A sobrecarga de tendências que inundam Brooklyn, o bairro com mais pinta de Nova Iorque, reflecte-se no ridículo que às vezes assumem os seus habitantes mais empenhados em ocupar um lugar marginal à moda dominante, que acaba por representar o seu equivalente contra-cultural: Sierra Cassidy, a menos insuportável das manas Cocorosie, e Matteah Baim, gestor do santuário freak também conhecido como a label Voodoo-EROS, formam o duo Metallic Falcons e surgem nas fotografias que acompanham o booklet de Desert Doughnuts com trajes muito semelhantes aos que a porção mais horrorizada da memória corresponde ao Ku Klux Klan. Ganha, com isso, maior credibilidade uma ambiciosa teoria da conspiração que associava o nome das Cocorosie a uma espécie de racismo trocista verificado em aglomerações conhecidas por Kill Whitey Parties, ocorridas em Brooklyn e propícias à escuta e dança do mais rude hip-hop, emulando todos os seus rituais, mas tornando o acesso a isso exclusivo de uma classe mais rica (e caucasiana) que tinha num DJ tão branco como a cal o anfitrião de tal folia. O artigo pode ser consultado na integra aqui e, a julgar que é verídico o seu conteúdo, percebe-se que não se trata apenas de lodo artístico aquele em que se encontram mergulhadas as Cocorosie que, até ver, têm em The Adventures of Ghosthorse and Stillborn o pior disco do ano. Ao que faz crer o tal artigo, Bianca Cassidy (a outra mana) tinha nas tais festas Kill Whitey a passerelle ideal para pavonear os seus fatos de treino Sean John (linha de roupa assinada por P. Diddy) e demonstrar a paixão pelo Wu-Tang Clan (desconhece-se a ordem de predilecção face aos clãs) invocando o sagrado nome de (muthafuckin’) Ruckus. Tudo isso sem se sujeitar à suposta violência mais hardcore do hip-hop.

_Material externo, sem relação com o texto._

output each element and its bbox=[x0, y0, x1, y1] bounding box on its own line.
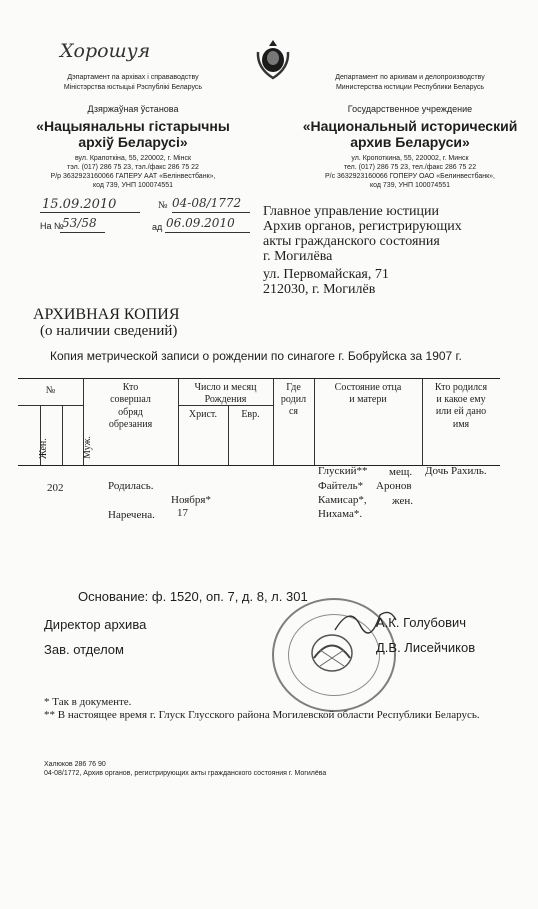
archive-name-ru-2: архив Беларуси» bbox=[350, 134, 470, 150]
registration-date: 15.09.2010 bbox=[42, 197, 117, 212]
recipient-line-5: ул. Первомайская, 71 bbox=[263, 267, 389, 282]
th-jewish: Евр. bbox=[241, 409, 260, 420]
th-male: Муж. bbox=[82, 436, 93, 459]
address-by-2: тэл. (017) 286 75 23, тэл./факс 286 75 22 bbox=[67, 164, 199, 171]
handwritten-note: Хорошуя bbox=[60, 40, 151, 62]
th-where-3: ся bbox=[288, 406, 299, 417]
registration-number: 04-08/1772 bbox=[172, 196, 242, 210]
th-who-4: обрезания bbox=[108, 419, 153, 430]
ref-date: 06.09.2010 bbox=[166, 216, 235, 230]
father-class: мещ. bbox=[389, 466, 413, 478]
address-by-4: код 739, УНП 100074551 bbox=[93, 182, 173, 189]
doc-description: Копия метрической записи о рождении по синагоге г. Бобруйска за 1907 г. bbox=[50, 349, 462, 363]
address-ru-4: код 739, УНП 100074551 bbox=[370, 182, 450, 189]
th-child-2: и какое ему bbox=[436, 394, 486, 405]
address-ru-3: Р/с 3632923160066 ГОПЕРУ ОАО «Белинвестбанк», bbox=[324, 173, 495, 180]
archive-name-by-2: архіў Беларусі» bbox=[78, 134, 188, 150]
signer-2-role: Зав. отделом bbox=[44, 642, 124, 657]
record-month: Ноября* bbox=[171, 494, 211, 506]
dept-line-ru: Департамент по архивам и делопроизводству bbox=[335, 74, 485, 81]
father-name: Файтель* bbox=[318, 480, 364, 492]
address-by-3: Р/р 3632923160066 ГАПЕРУ ААТ «Белінвестбанк», bbox=[50, 173, 216, 180]
record-day: 17 bbox=[177, 507, 188, 519]
th-child-3: или ей дано bbox=[435, 406, 487, 417]
father-surname: Глуский** bbox=[318, 465, 368, 477]
th-child-4: имя bbox=[452, 419, 470, 430]
recipient-line-6: 212030, г. Могилёв bbox=[263, 282, 376, 297]
ref-number: 53/58 bbox=[62, 216, 97, 230]
footer-executor: Халюков 286 76 90 bbox=[44, 761, 106, 768]
signer-1-role: Директор архива bbox=[44, 617, 147, 632]
recipient-line-4: г. Могилёва bbox=[263, 249, 333, 264]
inst-type-by: Дзяржаўная ўстанова bbox=[87, 104, 179, 114]
th-child-1: Кто родился bbox=[434, 382, 488, 393]
mother-status: жен. bbox=[392, 495, 413, 507]
address-ru-1: ул. Кропоткина, 55, 220002, г. Минск bbox=[351, 155, 469, 162]
mother-name: Нихама*. bbox=[318, 508, 363, 520]
th-parents-1: Состояние отца bbox=[334, 382, 402, 393]
doc-title: АРХИВНАЯ КОПИЯ bbox=[33, 306, 180, 323]
th-where-1: Где bbox=[286, 382, 301, 393]
dept-line-by: Дэпартамент па архівах і справаводству bbox=[67, 74, 199, 81]
child-name: Дочь Рахиль. bbox=[425, 465, 487, 477]
metric-record-table bbox=[18, 378, 500, 466]
archive-name-by-1: «Нацыянальны гістарычны bbox=[36, 118, 230, 134]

Perde-se um parágrafo inteiro com uma associação rebuscada porque a leitura sociológica ou simbólica de Desert Doughnuts será porventura um dos seus escassos interesses. Tudo o resto revela flagrantemente que Serra Cassidy não deixará de repetir os mesmos trejeitos celestiais da sua angélica (embora polisaturada) voz só porque este seu novo contexto musical tenta, a custo, colar texturas gasosas e rock plástico aos habituais recursos acústicos pouco ortodoxos dos discos de Cocorosie. Em termos concretos, o que se escuta são desastrosos reaproveitamentos de apontamentos bucólicos tipicamente Cocorosie (teclados floridos e coros cândidos), ora tornados mais convalescentes por sobredosagem de ketamina (e produção apostada em desfocar), ora abruptamente violentados por investidas pós-rock surgidas do nada (e sem nada a acrescentar). Na prática, isso consegue ser tão irritante como ver uma mais serena audição ao computador ser involuntariamente interrompida por uma intrépida explosão de rock Myspace ou pelos toques de telemóvel xunga impingidos por um pop-up suspeito.
Mais lamentável consegue ser o desperdício de talento que ocorre por efeito da reacção pavloviana que atrai, de novo, Antony e Devendra Banhart até uma inconsequente armadilha Cassidy: o primeiro cede um esboço caricatural de si mesmo a “Nighttime and Morning”, o segundo oferece o reputado nome e a guitarra eléctrica quase John Frusciante a uma “A Heart of Birdsong” sem ponta de interesse onde atracar o seu aspecto fantasmagórico.
O mais seguro será mesmo não adiantar muito mais a maledicência dirigida a um disco lançado por uma label que tem por nome Voodoo-EROS, além de que nunca se sabe até onde vão os contactos latinos e influência das manas Cassidy. Bianca e a pandilha Brooklyn que recrutou para Desert Doughnuts falham redondamente num disco que, até certo ponto, se assemelha muito a um tributo pós-moderno prestado ao infinitamente superior Desertshore pelo qual é responsável Nico (a infiltrada dos Velvet Underground que veio a garantir mérito próprio com as suas obras folk). Importa saber até onde, numa escala de karma negativo, podem ir as Cocorosie e os discos em que se empenharem daqui em diante. Era à sua maneira divertido o trocadilho elaborado por Axl Rose quando recentemente se dirigiu, como o roto para o nu, ao rock de pândega dos Eagles of Death Metal, acusando-os de mais se parecerem com os Pigeons of Death Metal (Pombos do Death Metal). Pela mesma tabela, refira-se que o material que compõe estes falcões encontra-se escancarado no nome do projecto que lhes é materno, desde que lido com diferente acentuação.